Ailleurs, on n’est guère tendre non plus. “L’UE est morte, rien que parce que ce sont les Cubains qui finalement dépêchent de leur l’aide en Italie, de même que la Russie, laquelle vient d’envoyer sur place des unités de son armée, spécialisées dans la guerre biologique. Oui, une unité russe... opérant sur le territoire d’un pays membre de l’OTAN, il fallait aussi le faire. L’Allemagne a donc creusé la tombe de l’UE et en ce moment même, elle est train de la sceller, sauf que le raisonnement de l’élite allemande alors et toujours apparent, persiste et signe... pour ne rien comprendre de la réaction des autres nations, pour surtout, ne rien compromettre de sa suprématie. Ça passe et ça casse car on connait l’élite allemande depuis déjà les deux guerres mondiales”, presse grecque de la semaine.

“Disons qu’à Berlin, on estime que l’économie allemande sortira moins affectée de cette crise, n’oublions pas que les lits disponibles en soins attentifs ont été supprimés partout ailleurs en cette Europe sous la botte économique, financière et austéritaire allemande, et voilà pense-t-on à Berlin apparue, l’occasion rêvée qui tombe du ciel et du coronavirus, à savoir, installer désormais la Troïka partout, à commencer par l’Italie, pour spolier durant le prochain petit siècle, les avoirs des autres pays et nations,” émission de Lámbros Kalarrýtis, 90.1 FM, le 26 mars, cité de mémoire.

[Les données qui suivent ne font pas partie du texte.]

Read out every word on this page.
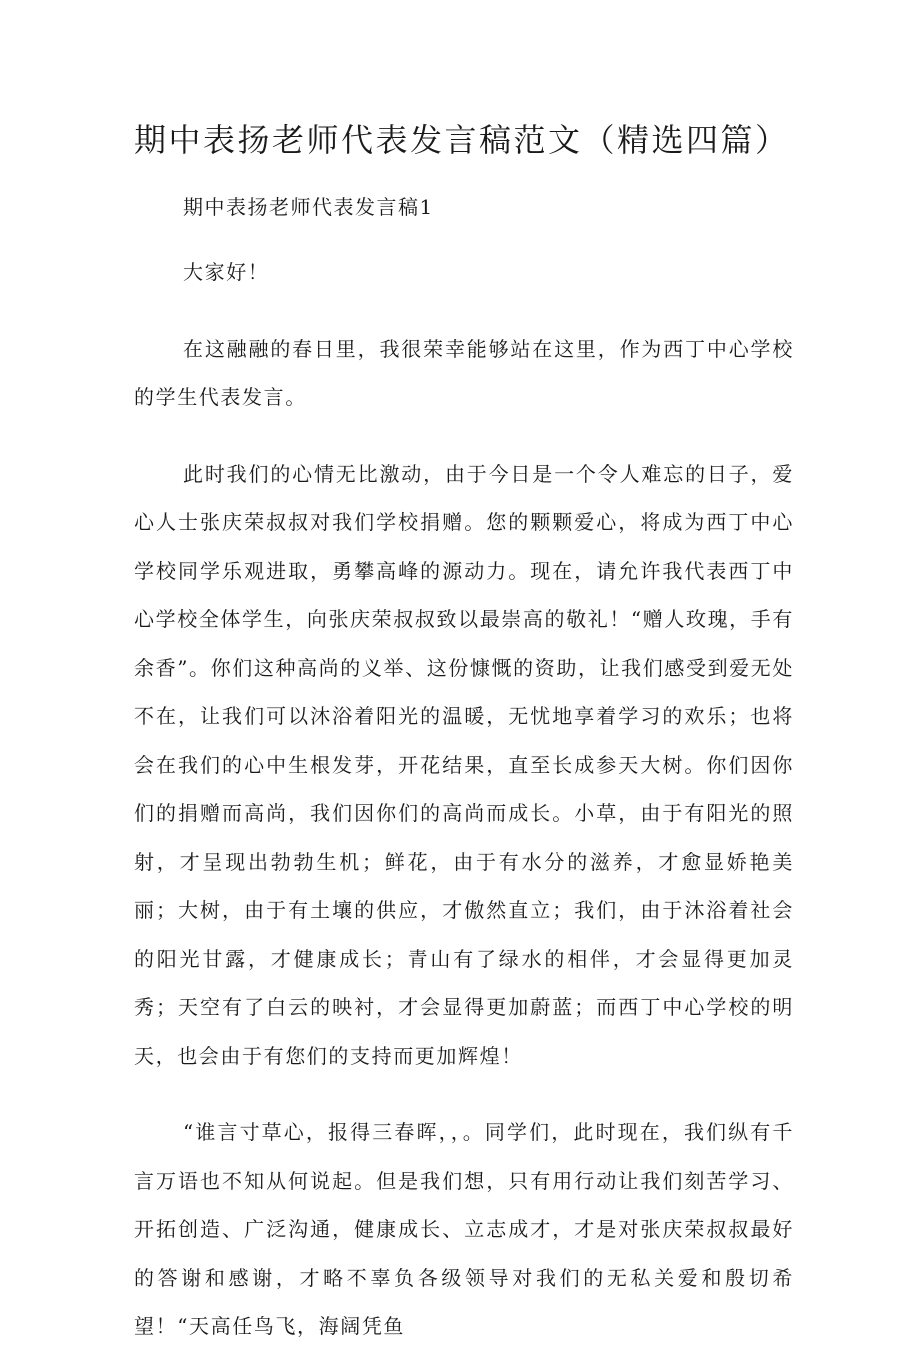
期中表扬老师代表发言稿范文（精选四篇）

期中表扬老师代表发言稿1

大家好！

在这融融的春日里，我很荣幸能够站在这里，作为西丁中心学校的学生代表发言。

此时我们的心情无比激动，由于今日是一个令人难忘的日子，爱心人士张庆荣叔叔对我们学校捐赠。您的颗颗爱心，将成为西丁中心学校同学乐观进取，勇攀高峰的源动力。现在，请允许我代表西丁中心学校全体学生，向张庆荣叔叔致以最崇高的敬礼！“赠人玫瑰，手有余香”。你们这种高尚的义举、这份慷慨的资助，让我们感受到爱无处不在，让我们可以沐浴着阳光的温暖，无忧地享着学习的欢乐；也将会在我们的心中生根发芽，开花结果，直至长成参天大树。你们因你们的捐赠而高尚，我们因你们的高尚而成长。小草，由于有阳光的照射，才呈现出勃勃生机；鲜花，由于有水分的滋养，才愈显娇艳美丽；大树，由于有土壤的供应，才傲然直立；我们，由于沐浴着社会的阳光甘露，才健康成长；青山有了绿水的相伴，才会显得更加灵秀；天空有了白云的映衬，才会显得更加蔚蓝；而西丁中心学校的明天，也会由于有您们的支持而更加辉煌！

“谁言寸草心，报得三春晖，，。同学们，此时现在，我们纵有千言万语也不知从何说起。但是我们想，只有用行动让我们刻苦学习、开拓创造、广泛沟通，健康成长、立志成才，才是对张庆荣叔叔最好的答谢和感谢，才略不辜负各级领导对我们的无私关爱和殷切希望！“天高任鸟飞，海阔凭鱼
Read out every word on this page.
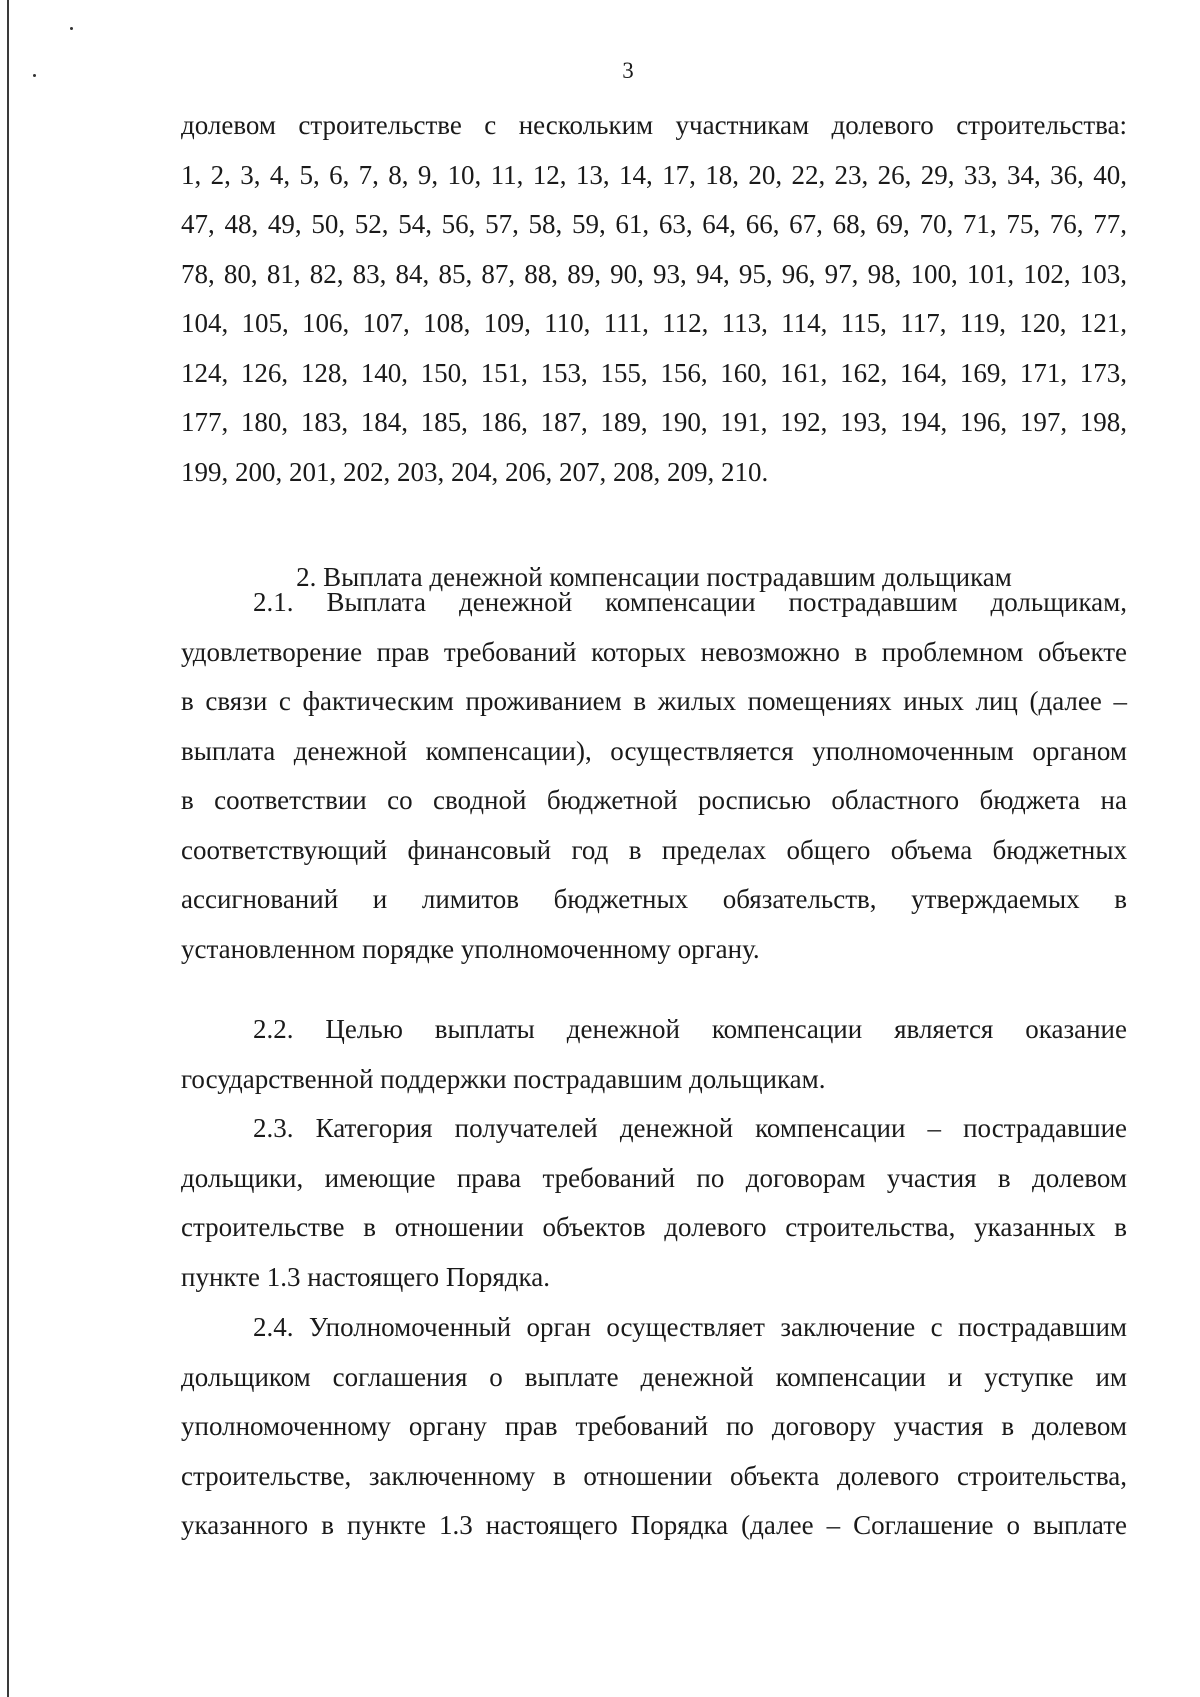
3
долевом строительстве с нескольким участникам долевого строительства:
1, 2, 3, 4, 5, 6, 7, 8, 9, 10, 11, 12, 13, 14, 17, 18, 20, 22, 23, 26, 29, 33, 34, 36, 40,
47, 48, 49, 50, 52, 54, 56, 57, 58, 59, 61, 63, 64, 66, 67, 68, 69, 70, 71, 75, 76, 77,
78, 80, 81, 82, 83, 84, 85, 87, 88, 89, 90, 93, 94, 95, 96, 97, 98, 100, 101, 102, 103,
104, 105, 106, 107, 108, 109, 110, 111, 112, 113, 114, 115, 117, 119, 120, 121,
124, 126, 128, 140, 150, 151, 153, 155, 156, 160, 161, 162, 164, 169, 171, 173,
177, 180, 183, 184, 185, 186, 187, 189, 190, 191, 192, 193, 194, 196, 197, 198,
199, 200, 201, 202, 203, 204, 206, 207, 208, 209, 210.
2. Выплата денежной компенсации пострадавшим дольщикам
2.1. Выплата денежной компенсации пострадавшим дольщикам,
удовлетворение прав требований которых невозможно в проблемном объекте
в связи с фактическим проживанием в жилых помещениях иных лиц (далее –
выплата денежной компенсации), осуществляется уполномоченным органом
в соответствии со сводной бюджетной росписью областного бюджета на
соответствующий финансовый год в пределах общего объема бюджетных
ассигнований и лимитов бюджетных обязательств, утверждаемых в
установленном порядке уполномоченному органу.
2.2. Целью выплаты денежной компенсации является оказание
государственной поддержки пострадавшим дольщикам.
2.3. Категория получателей денежной компенсации – пострадавшие
дольщики, имеющие права требований по договорам участия в долевом
строительстве в отношении объектов долевого строительства, указанных в
пункте 1.3 настоящего Порядка.
2.4. Уполномоченный орган осуществляет заключение с пострадавшим
дольщиком соглашения о выплате денежной компенсации и уступке им
уполномоченному органу прав требований по договору участия в долевом
строительстве, заключенному в отношении объекта долевого строительства,
указанного в пункте 1.3 настоящего Порядка (далее – Соглашение о выплате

Sauf que même si les gouvernements marionnettes seraient prêts à courber l’échine pour ne rien changer, les peuples désormais suffisamment informés ne l’entendent déjà plus de cette oreille. Et tout s’y mêle désormais. En Grèce et sur les réseaux sociaux, l’idée se repend ici ou là d’une jacquerie généralisée et au besoin... virulente après le confinement, suite déjà à la création de 28 bourgades musulmanes pour les envahisseurs dépêchés par la Turquie, ce que les Grecs ne pardonneront jamais à Mitsotákis lequel a ainsi rusé en plein confinement, sans oublier la haute trahison déjà de tous les gouvernements, sous le néo-totalitarisme de la Troïka.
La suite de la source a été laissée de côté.